The Model will give out bad results in the start but will improve eventually. Does this makes sense? How does Sampling from the output distribution help because you are selecting at random which has the least probability of being the next word?
In this example, we use random sampling of the output in order to get a wider variety of outputs.
If you only use the output with the highest probability, you only get one prediction, and that’s not very interesting if you’re trying to generate a lot of possible names.
The Point I wanted to mention was if the A<1> was “harry” then the next word should be “Potter” to be the best fit. We don’t want Harry Arora or Harry Kane right. Suppose if there are only 3 words in the entire dictionary.

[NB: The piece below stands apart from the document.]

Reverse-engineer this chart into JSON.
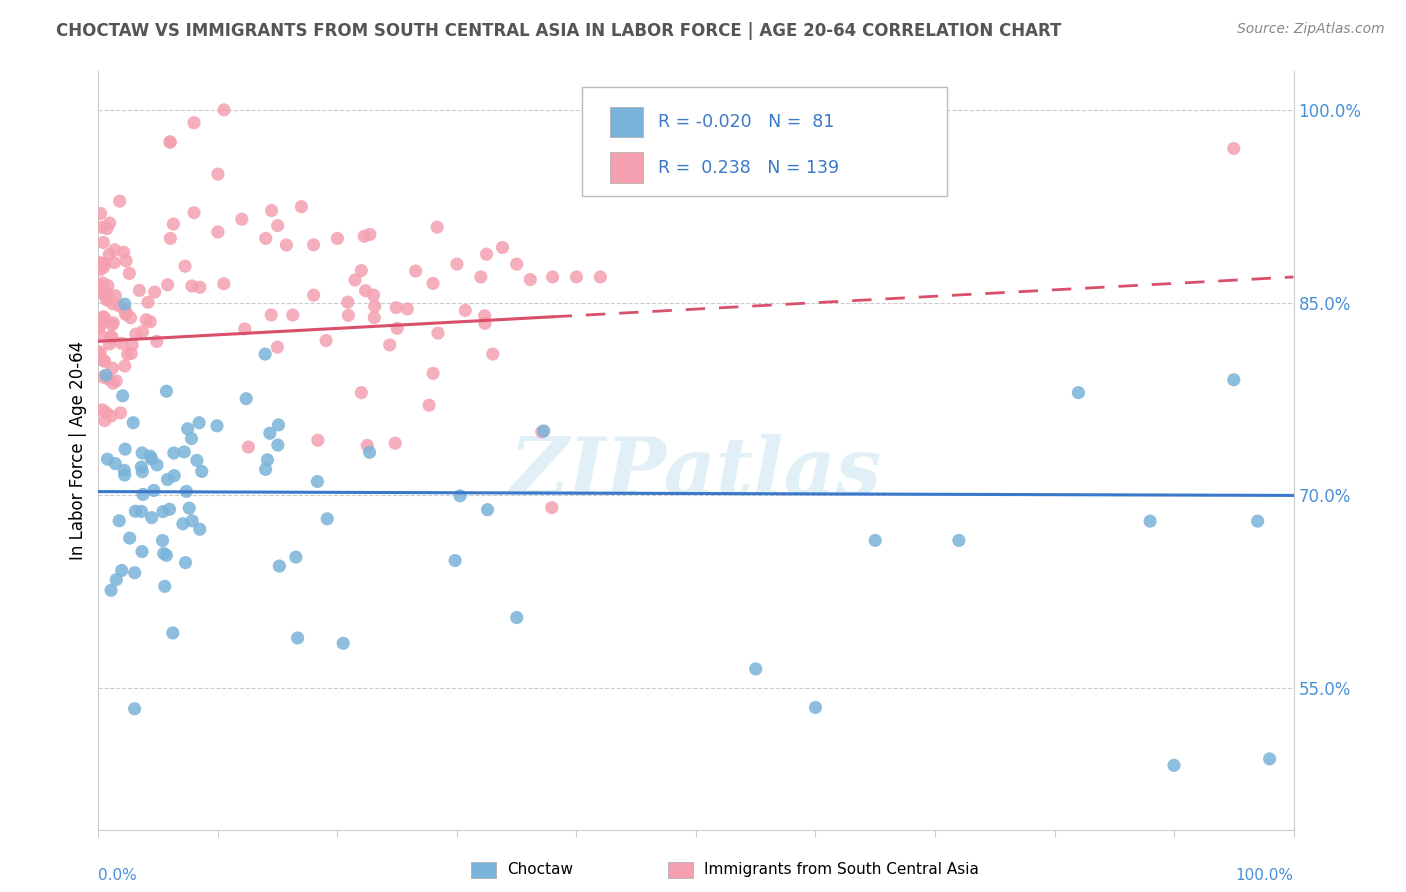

Whether “potter” is the best fit all depends on what your training data looks like, right? Does it contain any other last names paired with “harry”? The point is that the dictionary is not all that matters: that’s just your vocabulary. The training “corpus” tells you how that vocabulary is combined to form sentences and that’s what is used to train the weights in the RNN node.
So, the solution you provided is not in the context of Next word prediction because the next word prediction works with having the highest probability. is that right?
Sorry, I think we are talking at cross purposes here. Yes, this is all based on selecting high probability next words: that’s what the model is trained to do. But Tom’s earlier point is that when you use the trained model to do the sampling, they introduce another level of randomness by selecting randomly from the highest probability possible words, so that we don’t get the same result if we rerun with the same inputs. They don’t just always select the single highest probability next word or next letter in the case of the dinosaur names.